Das 2019 in Kraft getretene Teilhabechancengesetz soll die Situation von Langzeitarbeitslosen verbessern. Worum es genau geht, erklärt dieser Artikel.

Trotz des langjährigen Wirtschaftsaufschwungs fällt vielen Langzeitarbeitslosen die Rückkehr auf den Arbeitsmarkt schwer. Dem soll das Teilhabechancengesetz entgegenwirken, indem Leistungen zur Teilhabe am Arbeitsmarkt und Eingliederungshilfe jeweils kombiniert mit Coachings angeboten werden.

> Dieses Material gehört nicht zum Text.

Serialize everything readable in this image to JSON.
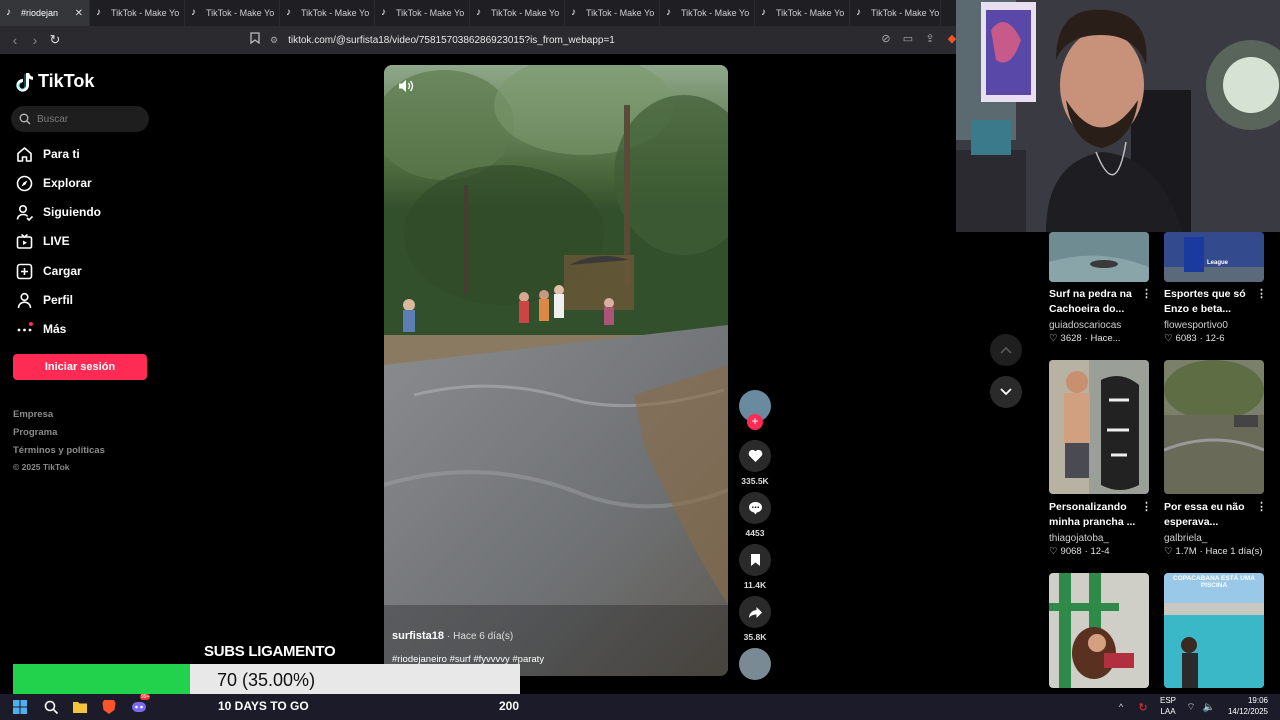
{
  "browser": {
    "tabs": [
      {
        "label": "#riodejan",
        "active": true
      },
      {
        "label": "TikTok - Make Yo"
      },
      {
        "label": "TikTok - Make Yo"
      },
      {
        "label": "TikTok - Make Yo"
      },
      {
        "label": "TikTok - Make Yo"
      },
      {
        "label": "TikTok - Make Yo"
      },
      {
        "label": "TikTok - Make Yo"
      },
      {
        "label": "TikTok - Make Yo"
      },
      {
        "label": "TikTok - Make Yo"
      },
      {
        "label": "TikTok - Make Yo"
      }
    ],
    "url": "tiktok.com/@surfista18/video/7581570386286923015?is_from_webapp=1"
  },
  "sidebar": {
    "logo": "TikTok",
    "search_placeholder": "Buscar",
    "items": [
      {
        "label": "Para ti",
        "icon": "home-icon"
      },
      {
        "label": "Explorar",
        "icon": "compass-icon"
      },
      {
        "label": "Siguiendo",
        "icon": "following-icon"
      },
      {
        "label": "LIVE",
        "icon": "live-icon"
      },
      {
        "label": "Cargar",
        "icon": "upload-icon"
      },
      {
        "label": "Perfil",
        "icon": "profile-icon"
      },
      {
        "label": "Más",
        "icon": "more-icon"
      }
    ],
    "login_label": "Iniciar sesión",
    "footer": [
      "Empresa",
      "Programa",
      "Términos y políticas",
      "© 2025 TikTok"
    ]
  },
  "video": {
    "author": "surfista18",
    "time": "· Hace 6 día(s)",
    "tags": "#riodejaneiro #surf #fyvvvvy #paraty"
  },
  "actions": {
    "likes": "335.5K",
    "comments": "4453",
    "saves": "11.4K",
    "shares": "35.8K"
  },
  "recommendations": [
    {
      "title1": "Surf na pedra na",
      "title2": "Cachoeira do...",
      "user": "guiadoscariocas",
      "likes": "3628",
      "date": "· Hace..."
    },
    {
      "title1": "Esportes que só",
      "title2": "Enzo e beta...",
      "user": "flowesportivo0",
      "likes": "6083",
      "date": "· 12-6"
    },
    {
      "title1": "Personalizando",
      "title2": "minha prancha ...",
      "user": "thiagojatoba_",
      "likes": "9068",
      "date": "· 12-4"
    },
    {
      "title1": "Por essa eu não",
      "title2": "esperava...",
      "user": "galbriela_",
      "likes": "1.7M",
      "date": "· Hace 1 día(s)"
    }
  ],
  "thumb_captions": {
    "league": "League",
    "copacabana": "COPACABANA ESTÁ UMA PISCINA"
  },
  "overlay": {
    "subs_title": "SUBS LIGAMENTO",
    "progress_text": "70 (35.00%)",
    "progress_fraction": 0.35,
    "days_left": "10 DAYS TO GO",
    "goal": "200"
  },
  "taskbar": {
    "lang1": "ESP",
    "lang2": "LAA",
    "time": "19:06",
    "date": "14/12/2025",
    "discord_badge": "99+"
  },
  "colors": {
    "accent": "#fe2c55",
    "progress": "#22d14c"
  }
}
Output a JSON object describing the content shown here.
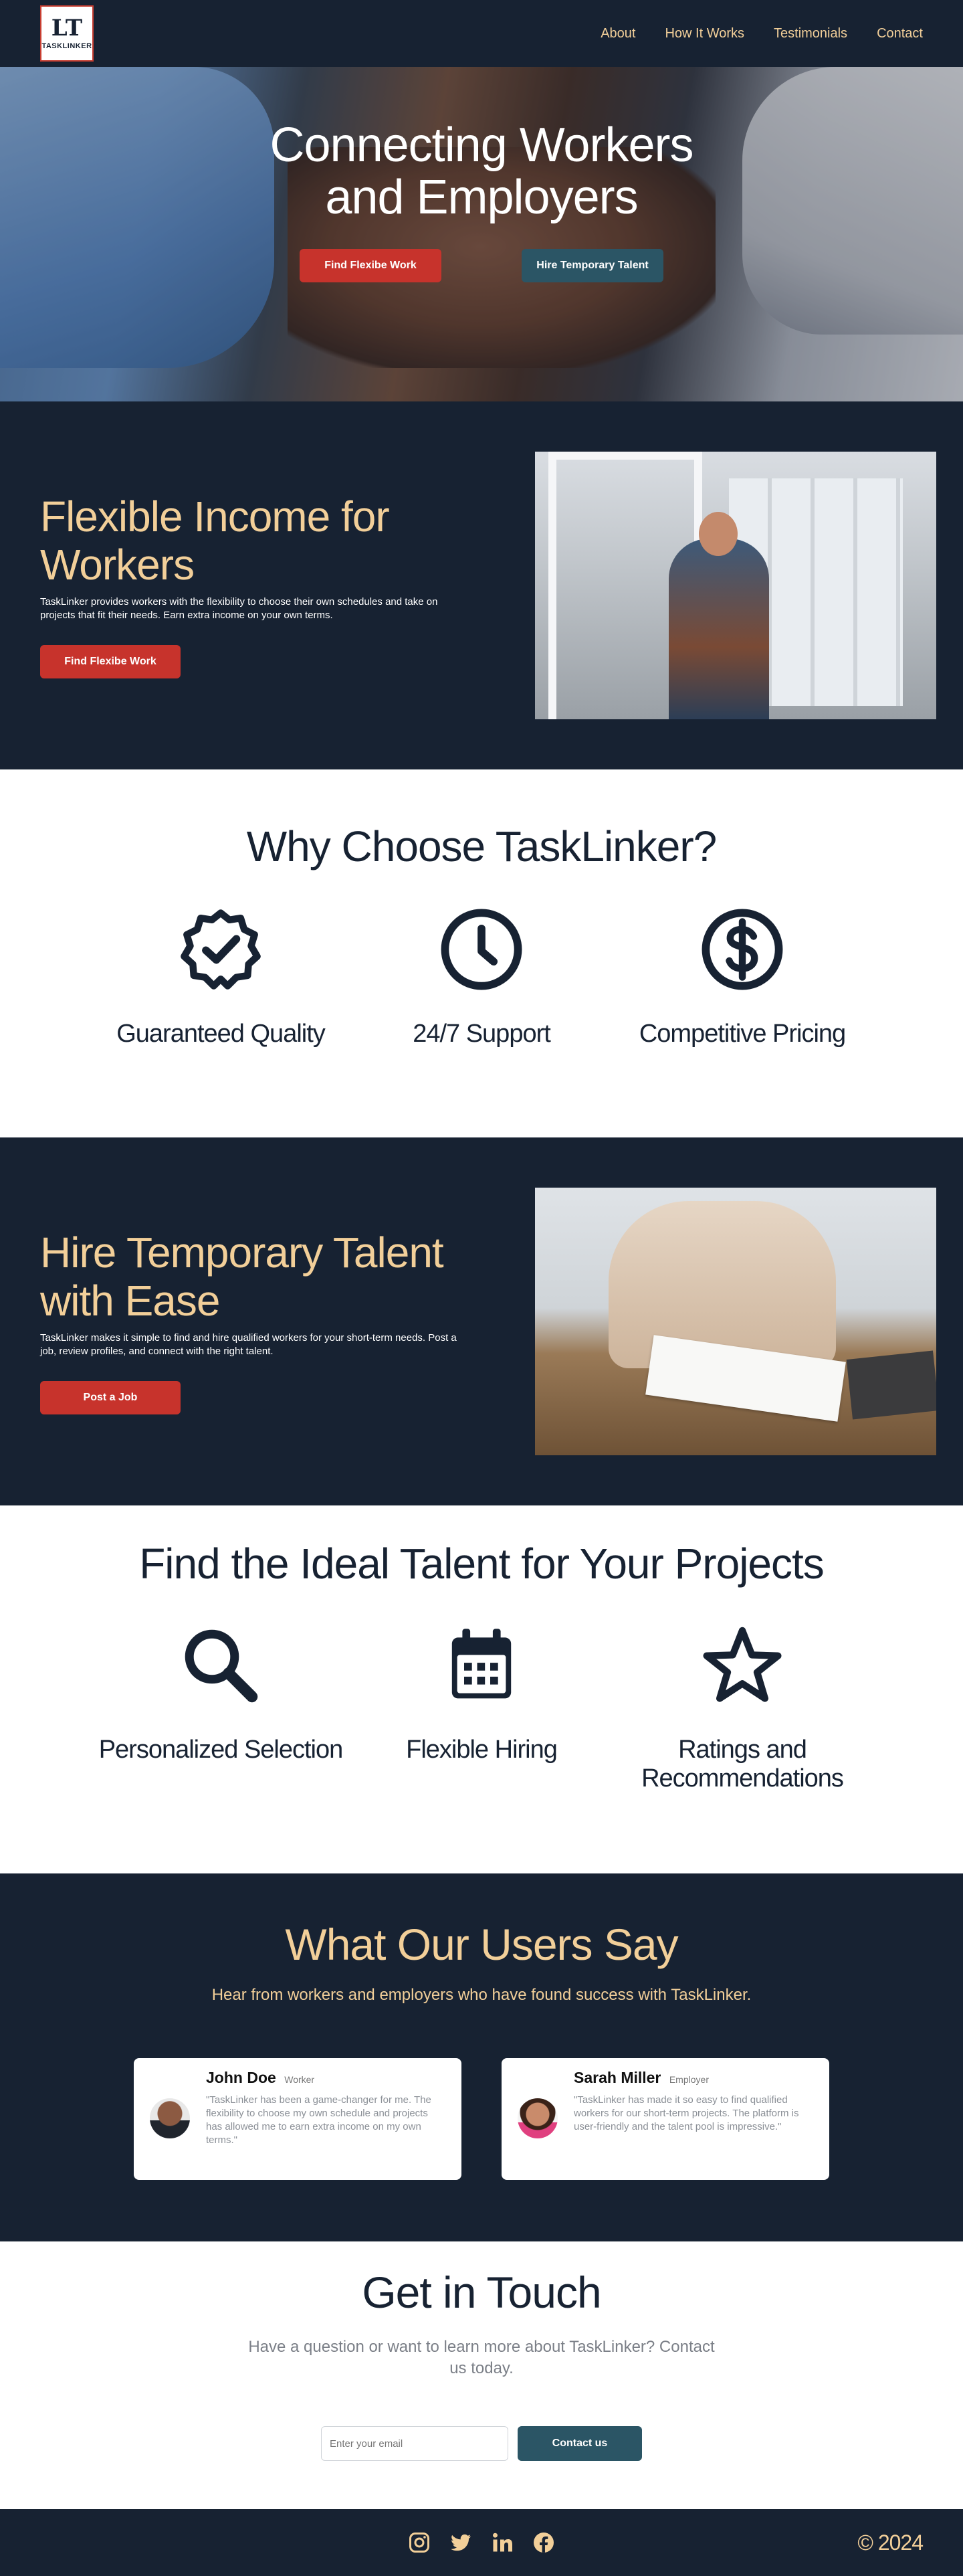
{
  "brand": {
    "logo_mark": "LT",
    "logo_word": "TASKLINKER"
  },
  "nav": {
    "items": [
      "About",
      "How It Works",
      "Testimonials",
      "Contact"
    ]
  },
  "hero": {
    "title": "Connecting Workers and Employers",
    "primary_button": "Find Flexibe Work",
    "secondary_button": "Hire Temporary Talent"
  },
  "workers": {
    "title": "Flexible Income for Workers",
    "text": "TaskLinker provides workers with the flexibility to choose their own schedules and take on projects that fit their needs. Earn extra income on your own terms.",
    "button": "Find Flexibe Work"
  },
  "why": {
    "title": "Why Choose TaskLinker?",
    "features": [
      {
        "label": "Guaranteed Quality",
        "icon": "badge-check-icon"
      },
      {
        "label": "24/7 Support",
        "icon": "clock-icon"
      },
      {
        "label": "Competitive Pricing",
        "icon": "dollar-icon"
      }
    ]
  },
  "hire": {
    "title": "Hire Temporary Talent with Ease",
    "text": "TaskLinker makes it simple to find and hire qualified workers for your short-term needs. Post a job, review profiles, and connect with the right talent.",
    "button": "Post a Job"
  },
  "find": {
    "title": "Find the Ideal Talent for Your Projects",
    "features": [
      {
        "label": "Personalized Selection",
        "icon": "search-icon"
      },
      {
        "label": "Flexible Hiring",
        "icon": "calendar-icon"
      },
      {
        "label": "Ratings and Recommendations",
        "icon": "star-icon"
      }
    ]
  },
  "testimonials": {
    "title": "What Our Users Say",
    "subtitle": "Hear from workers and employers who have found success with TaskLinker.",
    "items": [
      {
        "name": "John Doe",
        "role": "Worker",
        "quote": "\"TaskLinker has been a game-changer for me. The flexibility to choose my own schedule and projects has allowed me to earn extra income on my own terms.\""
      },
      {
        "name": "Sarah Miller",
        "role": "Employer",
        "quote": "\"TaskLinker has made it so easy to find qualified workers for our short-term projects. The platform is user-friendly and the talent pool is impressive.\""
      }
    ]
  },
  "contact": {
    "title": "Get in Touch",
    "subtitle": "Have a question or want to learn more about TaskLinker? Contact us today.",
    "email_placeholder": "Enter your email",
    "button": "Contact us"
  },
  "footer": {
    "socials": [
      "instagram-icon",
      "twitter-icon",
      "linkedin-icon",
      "facebook-icon"
    ],
    "copyright": "© 2024"
  },
  "colors": {
    "navy": "#172232",
    "gold": "#f2cf99",
    "red": "#c7332c",
    "teal": "#2b5565"
  }
}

Darüber hinaus können die so geförderten Beschäftigten Qualifizierungs- und Weiterbildungsmaßnahmen nach den allgemeinen Regelungen des SGB II oder SGB III in Anspruch nehmen, wenn die Fördervoraussetzungen vorliegen.

Der Betriebsrat unterhält sich über das Teilhabechancengesetz

Eingliederungshilfe, § 16e SGB II

Arbeitgeber erhalten einen Lohnkostenzuschuss, wenn sie eine Person, die mehr als zwei Jahre arbeitslos war, für mindestens zwei Jahre sozialversicherungspflichtig einstellen.

Der Lohnkostenzuschuss beträgt im ersten Jahr 75 % des regelmäßig gezahlten Lohns und im zweiten Jahr 50 %. Der regelmäßige Lohn ergibt sich aus dem Arbeitsvertrag ohne Einmalzahlungen, wobei das tarifliche oder ortsübliche Arbeitsentgelt nicht überstiegen werden darf. Einbezogen wird zudem ein pauschalierter Anteil des Arbeitgebers von derzeit 19 % am Gesamtsozialversicherungsbeitrag – allerdings ohne den Beitrag zur Arbeitslosenversicherung, da aus einer Beschäftigung nach § 16e SGB II kein erneuter Anspruch auf Arbeitslosengeld entsteht (vgl. § 27 Abs. 3 Nr. 5 SGB III).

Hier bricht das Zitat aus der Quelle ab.